The Justice Department is living down to its reputation for not caring about protecting voting rights of military personnel. With 20 full-time attorneys supposedly on the task, it has failed to do as much for military voters as a ragtag team of volunteer law students has accomplished. The department’s inaction is suspicious.

For months, critics have charged Justice with being reluctant to enforce the 2009 Military and Overseas Voter Enforcement Act (MOVE Act), probably because the Obama political team suspects that soldiers tend to vote Republican. The MOVE Act requires states to mail ballots at least 45 days before Election Day to military personnel and affiliated civilians stationed abroad, unless the states secure a waiver under limited circumstances and produce foolproof alternative means for ensuring military voting rights. The department insists it is rigorously enforcing this law. Its actions, however, are unconvincing.
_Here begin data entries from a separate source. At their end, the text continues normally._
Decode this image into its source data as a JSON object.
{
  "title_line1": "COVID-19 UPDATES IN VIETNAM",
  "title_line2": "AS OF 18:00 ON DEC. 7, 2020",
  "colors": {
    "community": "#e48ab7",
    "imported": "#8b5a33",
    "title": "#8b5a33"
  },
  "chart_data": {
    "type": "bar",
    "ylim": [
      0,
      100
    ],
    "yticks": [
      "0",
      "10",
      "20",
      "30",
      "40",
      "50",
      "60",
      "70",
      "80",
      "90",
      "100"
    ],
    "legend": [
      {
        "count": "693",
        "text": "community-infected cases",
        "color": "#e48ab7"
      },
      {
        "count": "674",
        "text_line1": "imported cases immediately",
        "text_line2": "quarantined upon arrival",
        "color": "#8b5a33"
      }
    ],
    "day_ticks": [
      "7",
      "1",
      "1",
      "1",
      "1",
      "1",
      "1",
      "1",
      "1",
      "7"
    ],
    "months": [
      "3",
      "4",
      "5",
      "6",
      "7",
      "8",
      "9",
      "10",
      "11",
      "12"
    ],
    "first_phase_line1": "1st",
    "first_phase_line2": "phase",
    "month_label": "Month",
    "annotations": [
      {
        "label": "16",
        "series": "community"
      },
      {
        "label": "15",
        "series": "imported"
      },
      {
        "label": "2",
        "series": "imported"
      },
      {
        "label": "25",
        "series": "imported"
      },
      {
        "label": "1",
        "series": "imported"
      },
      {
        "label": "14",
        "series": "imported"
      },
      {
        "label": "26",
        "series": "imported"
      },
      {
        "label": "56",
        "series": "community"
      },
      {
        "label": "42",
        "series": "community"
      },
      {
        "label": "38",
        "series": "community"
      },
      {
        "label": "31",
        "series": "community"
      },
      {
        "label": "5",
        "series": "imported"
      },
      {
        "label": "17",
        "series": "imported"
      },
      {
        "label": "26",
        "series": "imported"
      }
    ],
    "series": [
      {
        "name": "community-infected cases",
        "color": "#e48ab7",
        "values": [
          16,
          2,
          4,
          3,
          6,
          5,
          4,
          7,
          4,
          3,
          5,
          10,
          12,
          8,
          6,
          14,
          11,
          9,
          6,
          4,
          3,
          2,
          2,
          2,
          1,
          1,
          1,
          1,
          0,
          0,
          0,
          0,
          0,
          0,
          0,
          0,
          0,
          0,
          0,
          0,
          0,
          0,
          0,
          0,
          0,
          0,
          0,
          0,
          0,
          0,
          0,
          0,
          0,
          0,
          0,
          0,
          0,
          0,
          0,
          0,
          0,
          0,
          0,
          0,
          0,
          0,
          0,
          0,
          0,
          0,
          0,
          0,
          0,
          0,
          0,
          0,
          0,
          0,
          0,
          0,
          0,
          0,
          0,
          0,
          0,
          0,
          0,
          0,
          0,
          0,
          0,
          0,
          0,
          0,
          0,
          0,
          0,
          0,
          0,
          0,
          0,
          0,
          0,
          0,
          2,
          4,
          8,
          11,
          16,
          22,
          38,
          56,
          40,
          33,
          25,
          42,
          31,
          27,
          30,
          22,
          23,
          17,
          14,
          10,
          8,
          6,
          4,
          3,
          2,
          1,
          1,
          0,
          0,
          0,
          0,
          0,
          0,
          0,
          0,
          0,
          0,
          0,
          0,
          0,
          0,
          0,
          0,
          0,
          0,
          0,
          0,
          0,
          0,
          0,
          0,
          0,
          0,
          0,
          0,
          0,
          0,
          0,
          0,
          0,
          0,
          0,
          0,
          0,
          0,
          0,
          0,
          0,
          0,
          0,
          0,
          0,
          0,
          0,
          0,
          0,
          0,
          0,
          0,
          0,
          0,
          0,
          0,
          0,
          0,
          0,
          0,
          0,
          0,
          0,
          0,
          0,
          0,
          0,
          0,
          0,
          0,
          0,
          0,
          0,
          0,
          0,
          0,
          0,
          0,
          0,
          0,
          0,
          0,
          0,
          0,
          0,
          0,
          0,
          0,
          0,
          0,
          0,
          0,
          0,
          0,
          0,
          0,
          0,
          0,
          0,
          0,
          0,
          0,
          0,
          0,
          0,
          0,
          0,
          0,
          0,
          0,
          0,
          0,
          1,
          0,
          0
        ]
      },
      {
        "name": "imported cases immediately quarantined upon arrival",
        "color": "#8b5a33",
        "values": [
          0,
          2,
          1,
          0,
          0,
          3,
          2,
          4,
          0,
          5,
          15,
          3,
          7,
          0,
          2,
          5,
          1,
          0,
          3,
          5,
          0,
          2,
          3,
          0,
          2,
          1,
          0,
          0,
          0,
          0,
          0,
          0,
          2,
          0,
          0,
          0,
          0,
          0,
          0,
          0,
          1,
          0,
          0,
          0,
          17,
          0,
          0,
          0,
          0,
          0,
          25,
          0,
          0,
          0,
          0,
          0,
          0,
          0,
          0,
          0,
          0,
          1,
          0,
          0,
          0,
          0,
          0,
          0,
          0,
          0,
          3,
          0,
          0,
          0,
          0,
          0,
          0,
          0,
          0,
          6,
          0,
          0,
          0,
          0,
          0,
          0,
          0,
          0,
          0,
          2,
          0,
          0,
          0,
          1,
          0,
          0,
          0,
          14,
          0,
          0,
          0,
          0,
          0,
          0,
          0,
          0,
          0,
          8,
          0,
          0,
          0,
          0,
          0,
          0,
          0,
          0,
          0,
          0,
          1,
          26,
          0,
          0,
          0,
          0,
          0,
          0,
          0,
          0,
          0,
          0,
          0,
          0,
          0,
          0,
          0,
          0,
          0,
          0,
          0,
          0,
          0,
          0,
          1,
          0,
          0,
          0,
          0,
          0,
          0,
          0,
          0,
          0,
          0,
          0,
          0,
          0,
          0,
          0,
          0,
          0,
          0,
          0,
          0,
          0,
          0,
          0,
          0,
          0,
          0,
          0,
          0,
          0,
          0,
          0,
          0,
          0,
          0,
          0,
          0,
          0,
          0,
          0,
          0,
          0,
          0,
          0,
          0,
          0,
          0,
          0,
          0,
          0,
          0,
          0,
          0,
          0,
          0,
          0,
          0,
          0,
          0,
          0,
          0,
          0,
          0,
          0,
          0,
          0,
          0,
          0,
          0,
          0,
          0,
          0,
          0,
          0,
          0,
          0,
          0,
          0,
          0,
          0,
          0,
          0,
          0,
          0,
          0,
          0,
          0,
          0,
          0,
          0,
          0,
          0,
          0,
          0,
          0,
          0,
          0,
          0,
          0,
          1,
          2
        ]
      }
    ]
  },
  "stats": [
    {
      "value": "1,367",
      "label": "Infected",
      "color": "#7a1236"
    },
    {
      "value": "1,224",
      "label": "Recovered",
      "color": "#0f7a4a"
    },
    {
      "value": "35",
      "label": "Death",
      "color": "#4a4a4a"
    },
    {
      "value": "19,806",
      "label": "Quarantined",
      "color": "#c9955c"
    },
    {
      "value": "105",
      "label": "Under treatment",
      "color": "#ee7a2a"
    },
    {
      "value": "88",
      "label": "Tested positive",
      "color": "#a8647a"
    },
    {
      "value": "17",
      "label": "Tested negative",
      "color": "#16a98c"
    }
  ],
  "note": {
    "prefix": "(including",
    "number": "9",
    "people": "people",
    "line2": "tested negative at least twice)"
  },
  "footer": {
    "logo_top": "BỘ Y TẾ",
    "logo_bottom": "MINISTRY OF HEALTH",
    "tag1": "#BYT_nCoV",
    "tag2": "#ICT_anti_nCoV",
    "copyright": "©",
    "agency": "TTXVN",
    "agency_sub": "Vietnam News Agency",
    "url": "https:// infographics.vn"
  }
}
Justice official Rebecca Wertz seemed at a February conference to encourage states to seek waivers rather than comply with the MOVE Act. The department has refused demands from Sen. John Cornyn, the Texas Republican who authored the act, to let the public know the status of any efforts to guarantee compliance. Then the department let Wisconsin off the hook by allowing the Badger State to mail ballots just 32 days in advance.

Now, in what is probably the Justice Department’s worst dereliction, it has taken no discernible action against New Mexico and Connecticut for appearing to be guilty of widespread failure to comply with the law, nor against various noncompliant counties in at least five other states.

M. Eric Eversole, executive director of the nonprofit Military Voter Protection (MVP) Project, outlined these findings in a Sept. 27 letter to Attorney General Eric H. Holder, Jr. To compile the data, Mr. Eversole used a team of volunteer law students making phone calls in 14 states in about 700 administrative voting jurisdictions of a nationwide total of 7,838. Why was the Justice Department, with all its resources, not on top of these matters? Furthermore, since the MVP project was able only to contact about one-tenth of the jurisdictions, it’s questionable if the department is keeping tabs on the other 90 percent.

Prompted by Mr. Eversole’s missive, Mr. Cornyn and his Republican colleagues on the Senate Judiciary Committee sent a Sept. 29 letter to Mr. Holder demanding that the Justice Department litigate against noncompliant jurisdictions. By late Friday afternoon, neither the senators nor Mr. Eversole had received a response from Mr. Holder. “I find it a bit surprising that they haven’t even followed up with me,” Mr. Eversole told The Washington Times. “This is another example of their lack of urgency.”

Justice recently forced Hawaii, which originally was not compliant, to produce an acceptable way to accommodate its military voters. That’s the sort of diligence Mr. Holder’s department should demonstrate more often. So far, the Obama administration’s efforts on behalf of our men and women in uniform have been sorely lacking.